The latest offer accepted by MCI values the company at roughly $7.6 billion, but it’s still below Qwest’s latest offer of $8.45 billion in cash and stock.

"We believe our agreement with MCI represents superior value and is a compelling proposition for MCI’s shareholders, customers, employees and creditors," Verizon Chief Executive Ivan Seidenberg said today.

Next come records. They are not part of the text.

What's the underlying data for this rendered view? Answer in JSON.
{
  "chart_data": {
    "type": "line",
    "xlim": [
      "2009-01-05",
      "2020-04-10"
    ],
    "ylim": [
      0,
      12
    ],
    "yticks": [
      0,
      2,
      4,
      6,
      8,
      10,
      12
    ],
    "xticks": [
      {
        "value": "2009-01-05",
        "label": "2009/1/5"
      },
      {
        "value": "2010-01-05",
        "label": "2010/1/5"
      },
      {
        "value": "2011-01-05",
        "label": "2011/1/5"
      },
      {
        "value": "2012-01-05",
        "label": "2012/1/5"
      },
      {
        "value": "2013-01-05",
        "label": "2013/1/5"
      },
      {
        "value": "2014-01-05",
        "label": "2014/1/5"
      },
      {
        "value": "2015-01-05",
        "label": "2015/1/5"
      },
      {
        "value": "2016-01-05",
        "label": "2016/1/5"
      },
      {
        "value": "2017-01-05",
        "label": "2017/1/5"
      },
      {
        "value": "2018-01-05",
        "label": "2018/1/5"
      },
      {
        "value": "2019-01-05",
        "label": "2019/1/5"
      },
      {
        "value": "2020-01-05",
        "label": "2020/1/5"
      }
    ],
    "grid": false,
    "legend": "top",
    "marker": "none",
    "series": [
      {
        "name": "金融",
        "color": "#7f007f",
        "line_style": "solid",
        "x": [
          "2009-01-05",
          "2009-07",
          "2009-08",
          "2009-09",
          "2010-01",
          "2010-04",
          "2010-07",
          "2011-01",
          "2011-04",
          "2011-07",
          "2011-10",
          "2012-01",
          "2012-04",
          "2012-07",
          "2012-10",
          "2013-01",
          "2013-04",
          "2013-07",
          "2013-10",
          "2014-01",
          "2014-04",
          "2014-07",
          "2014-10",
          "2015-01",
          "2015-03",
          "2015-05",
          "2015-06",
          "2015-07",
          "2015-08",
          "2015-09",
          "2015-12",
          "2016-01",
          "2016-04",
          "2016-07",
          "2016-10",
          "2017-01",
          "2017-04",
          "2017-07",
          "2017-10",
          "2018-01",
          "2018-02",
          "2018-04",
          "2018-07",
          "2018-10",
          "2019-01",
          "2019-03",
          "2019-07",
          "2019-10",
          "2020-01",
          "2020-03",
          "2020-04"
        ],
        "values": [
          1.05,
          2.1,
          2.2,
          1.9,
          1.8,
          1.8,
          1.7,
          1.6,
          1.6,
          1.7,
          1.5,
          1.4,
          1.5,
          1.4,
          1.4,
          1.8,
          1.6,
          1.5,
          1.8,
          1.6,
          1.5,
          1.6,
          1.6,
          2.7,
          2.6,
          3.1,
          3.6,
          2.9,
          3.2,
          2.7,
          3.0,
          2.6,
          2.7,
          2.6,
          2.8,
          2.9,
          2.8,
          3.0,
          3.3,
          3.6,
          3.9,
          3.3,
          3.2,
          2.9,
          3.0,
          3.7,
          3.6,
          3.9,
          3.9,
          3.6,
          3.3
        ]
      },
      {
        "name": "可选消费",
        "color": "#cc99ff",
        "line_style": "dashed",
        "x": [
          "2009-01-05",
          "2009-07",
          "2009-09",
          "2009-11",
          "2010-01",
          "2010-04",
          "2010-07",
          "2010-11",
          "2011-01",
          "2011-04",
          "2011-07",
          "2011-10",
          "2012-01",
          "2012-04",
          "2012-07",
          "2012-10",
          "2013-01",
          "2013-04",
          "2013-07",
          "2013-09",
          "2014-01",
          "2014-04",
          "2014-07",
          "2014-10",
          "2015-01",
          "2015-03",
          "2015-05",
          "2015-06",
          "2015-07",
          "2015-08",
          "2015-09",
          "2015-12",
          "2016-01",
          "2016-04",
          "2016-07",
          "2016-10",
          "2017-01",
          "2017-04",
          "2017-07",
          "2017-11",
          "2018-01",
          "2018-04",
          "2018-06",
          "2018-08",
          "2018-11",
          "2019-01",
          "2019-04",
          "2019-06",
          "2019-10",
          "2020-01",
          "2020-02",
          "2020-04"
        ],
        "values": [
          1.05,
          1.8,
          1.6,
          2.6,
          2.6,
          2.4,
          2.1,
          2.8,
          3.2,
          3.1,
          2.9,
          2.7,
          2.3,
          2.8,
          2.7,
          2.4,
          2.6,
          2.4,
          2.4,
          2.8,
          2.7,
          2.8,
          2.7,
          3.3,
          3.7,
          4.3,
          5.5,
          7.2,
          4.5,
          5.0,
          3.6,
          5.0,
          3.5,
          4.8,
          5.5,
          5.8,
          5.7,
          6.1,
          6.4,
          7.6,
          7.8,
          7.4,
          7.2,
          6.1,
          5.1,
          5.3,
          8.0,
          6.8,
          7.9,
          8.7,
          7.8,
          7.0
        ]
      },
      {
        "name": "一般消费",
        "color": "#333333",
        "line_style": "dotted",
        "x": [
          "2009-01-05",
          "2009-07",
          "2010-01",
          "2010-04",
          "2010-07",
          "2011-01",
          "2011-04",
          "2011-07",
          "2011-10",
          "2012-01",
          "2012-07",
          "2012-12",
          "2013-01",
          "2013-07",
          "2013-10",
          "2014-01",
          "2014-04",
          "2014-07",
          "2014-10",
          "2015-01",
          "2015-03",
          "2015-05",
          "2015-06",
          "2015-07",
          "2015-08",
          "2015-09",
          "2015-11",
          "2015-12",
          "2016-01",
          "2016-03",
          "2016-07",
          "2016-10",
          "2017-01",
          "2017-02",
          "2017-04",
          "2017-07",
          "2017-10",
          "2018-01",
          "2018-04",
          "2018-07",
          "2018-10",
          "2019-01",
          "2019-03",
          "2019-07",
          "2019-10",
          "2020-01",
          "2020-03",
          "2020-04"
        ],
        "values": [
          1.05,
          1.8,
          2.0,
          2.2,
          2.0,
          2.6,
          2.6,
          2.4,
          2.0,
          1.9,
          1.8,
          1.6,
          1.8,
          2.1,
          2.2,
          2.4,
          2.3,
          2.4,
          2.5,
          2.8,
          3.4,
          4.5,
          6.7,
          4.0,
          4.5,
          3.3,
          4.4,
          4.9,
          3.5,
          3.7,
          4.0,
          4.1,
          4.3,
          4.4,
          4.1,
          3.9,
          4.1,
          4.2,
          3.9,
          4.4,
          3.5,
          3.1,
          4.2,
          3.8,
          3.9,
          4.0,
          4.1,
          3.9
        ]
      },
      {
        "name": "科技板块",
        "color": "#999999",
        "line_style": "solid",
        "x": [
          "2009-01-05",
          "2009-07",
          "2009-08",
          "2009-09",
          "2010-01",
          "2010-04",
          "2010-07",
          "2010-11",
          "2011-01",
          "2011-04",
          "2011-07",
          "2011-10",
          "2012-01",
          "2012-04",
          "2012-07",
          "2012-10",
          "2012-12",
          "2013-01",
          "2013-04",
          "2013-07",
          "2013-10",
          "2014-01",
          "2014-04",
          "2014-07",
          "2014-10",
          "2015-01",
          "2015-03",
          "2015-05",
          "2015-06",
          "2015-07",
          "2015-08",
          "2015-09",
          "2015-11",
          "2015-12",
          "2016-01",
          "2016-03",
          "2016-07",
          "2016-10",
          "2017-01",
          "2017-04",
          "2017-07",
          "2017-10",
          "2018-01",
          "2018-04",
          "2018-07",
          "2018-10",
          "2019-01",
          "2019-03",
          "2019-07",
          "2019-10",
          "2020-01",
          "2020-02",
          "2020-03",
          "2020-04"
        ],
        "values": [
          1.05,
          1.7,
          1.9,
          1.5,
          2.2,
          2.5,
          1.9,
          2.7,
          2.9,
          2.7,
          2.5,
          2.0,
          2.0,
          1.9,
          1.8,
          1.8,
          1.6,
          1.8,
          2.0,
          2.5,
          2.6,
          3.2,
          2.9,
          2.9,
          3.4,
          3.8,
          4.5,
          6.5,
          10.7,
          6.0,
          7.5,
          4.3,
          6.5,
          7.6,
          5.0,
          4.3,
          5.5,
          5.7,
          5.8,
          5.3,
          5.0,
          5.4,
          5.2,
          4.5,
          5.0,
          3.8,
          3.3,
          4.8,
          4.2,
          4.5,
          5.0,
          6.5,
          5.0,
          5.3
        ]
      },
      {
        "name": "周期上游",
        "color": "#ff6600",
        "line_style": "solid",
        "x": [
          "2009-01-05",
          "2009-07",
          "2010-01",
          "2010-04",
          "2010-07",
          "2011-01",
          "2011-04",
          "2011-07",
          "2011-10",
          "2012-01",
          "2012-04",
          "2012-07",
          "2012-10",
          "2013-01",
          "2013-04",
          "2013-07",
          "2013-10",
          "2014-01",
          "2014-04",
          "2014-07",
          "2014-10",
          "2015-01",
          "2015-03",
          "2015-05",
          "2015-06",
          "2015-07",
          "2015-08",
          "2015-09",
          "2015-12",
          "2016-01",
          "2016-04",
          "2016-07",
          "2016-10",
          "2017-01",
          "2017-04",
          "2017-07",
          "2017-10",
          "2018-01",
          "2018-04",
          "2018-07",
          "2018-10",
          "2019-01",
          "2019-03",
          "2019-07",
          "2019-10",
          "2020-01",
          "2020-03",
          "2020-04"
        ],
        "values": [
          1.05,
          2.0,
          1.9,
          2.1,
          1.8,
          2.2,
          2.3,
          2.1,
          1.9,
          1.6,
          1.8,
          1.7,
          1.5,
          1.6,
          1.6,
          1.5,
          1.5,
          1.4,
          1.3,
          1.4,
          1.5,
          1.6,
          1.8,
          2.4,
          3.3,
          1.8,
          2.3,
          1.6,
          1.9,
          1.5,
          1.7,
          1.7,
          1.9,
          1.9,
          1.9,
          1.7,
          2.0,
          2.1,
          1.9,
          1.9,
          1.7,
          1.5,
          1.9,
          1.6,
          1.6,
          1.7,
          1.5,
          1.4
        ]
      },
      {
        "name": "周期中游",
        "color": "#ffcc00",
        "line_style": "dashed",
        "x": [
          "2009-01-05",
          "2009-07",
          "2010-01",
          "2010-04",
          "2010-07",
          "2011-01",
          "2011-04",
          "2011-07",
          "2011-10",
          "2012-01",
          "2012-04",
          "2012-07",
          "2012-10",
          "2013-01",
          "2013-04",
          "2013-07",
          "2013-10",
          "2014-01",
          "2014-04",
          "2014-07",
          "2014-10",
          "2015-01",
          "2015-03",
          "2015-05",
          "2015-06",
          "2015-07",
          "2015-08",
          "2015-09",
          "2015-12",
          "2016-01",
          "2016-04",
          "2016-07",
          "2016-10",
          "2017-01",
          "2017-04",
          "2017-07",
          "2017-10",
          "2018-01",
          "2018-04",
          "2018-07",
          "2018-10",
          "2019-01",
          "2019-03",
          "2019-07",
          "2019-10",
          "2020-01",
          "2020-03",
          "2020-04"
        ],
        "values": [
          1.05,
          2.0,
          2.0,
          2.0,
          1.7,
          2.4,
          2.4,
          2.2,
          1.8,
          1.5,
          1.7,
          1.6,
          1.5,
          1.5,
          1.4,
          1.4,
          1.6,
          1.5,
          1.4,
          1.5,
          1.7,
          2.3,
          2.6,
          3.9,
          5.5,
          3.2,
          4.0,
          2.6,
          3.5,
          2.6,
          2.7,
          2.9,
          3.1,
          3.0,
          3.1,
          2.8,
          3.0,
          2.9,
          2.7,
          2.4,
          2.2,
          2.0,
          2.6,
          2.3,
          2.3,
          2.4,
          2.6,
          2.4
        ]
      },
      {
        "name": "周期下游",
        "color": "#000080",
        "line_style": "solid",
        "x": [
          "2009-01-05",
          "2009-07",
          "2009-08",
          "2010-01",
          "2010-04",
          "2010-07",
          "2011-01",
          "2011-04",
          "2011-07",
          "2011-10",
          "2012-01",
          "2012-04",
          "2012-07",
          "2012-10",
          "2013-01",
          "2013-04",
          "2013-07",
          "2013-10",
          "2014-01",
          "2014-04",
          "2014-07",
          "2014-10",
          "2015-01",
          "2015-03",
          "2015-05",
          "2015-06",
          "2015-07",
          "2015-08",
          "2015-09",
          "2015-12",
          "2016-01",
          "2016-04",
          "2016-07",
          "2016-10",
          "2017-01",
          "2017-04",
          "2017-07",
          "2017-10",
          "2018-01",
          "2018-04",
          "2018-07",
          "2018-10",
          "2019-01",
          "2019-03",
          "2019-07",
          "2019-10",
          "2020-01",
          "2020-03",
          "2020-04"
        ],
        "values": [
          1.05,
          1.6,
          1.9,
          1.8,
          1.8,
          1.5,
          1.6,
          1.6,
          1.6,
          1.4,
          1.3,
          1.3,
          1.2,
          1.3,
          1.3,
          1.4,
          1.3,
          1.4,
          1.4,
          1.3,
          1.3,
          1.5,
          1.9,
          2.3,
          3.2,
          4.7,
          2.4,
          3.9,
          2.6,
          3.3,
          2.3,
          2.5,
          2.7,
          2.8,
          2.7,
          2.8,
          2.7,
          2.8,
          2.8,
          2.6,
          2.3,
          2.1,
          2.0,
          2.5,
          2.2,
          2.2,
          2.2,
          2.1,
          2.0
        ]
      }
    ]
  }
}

Qwest has argued that its deal will generate more than twice as much savings as Verizon has promised, and that a Qwest-MCI deal would raise fewer objections from government officials concerned about lost competition. The savings include up to 15,000 job cuts, or more than twice as many as Verizon plans.

  • Joe McMonagle
    March 30, 2005 at 8:23 am

    It is interesting to read about Quest’s offer for MCI. They talk about twice as much savings and 15,000 job cuts, but they never seem to mention how they are going to use this acquisition to compete and grow the business. Verizon on the other hand has the footprint and has the plan to leverage the acquisition and grow the business. If I were an MCI shareholder, I would insist that the directors go forward with the Verizon deal and if I were an MCI employee, I would pray that Quest goes away. And, I don’t work for Verizon….

  • Rich Tehrani
    March 30, 2005 at 9:00 am

    I agree that Verizon will be a better partner for the long-term. I also think this merger will be bad for consumers and great for Verizon.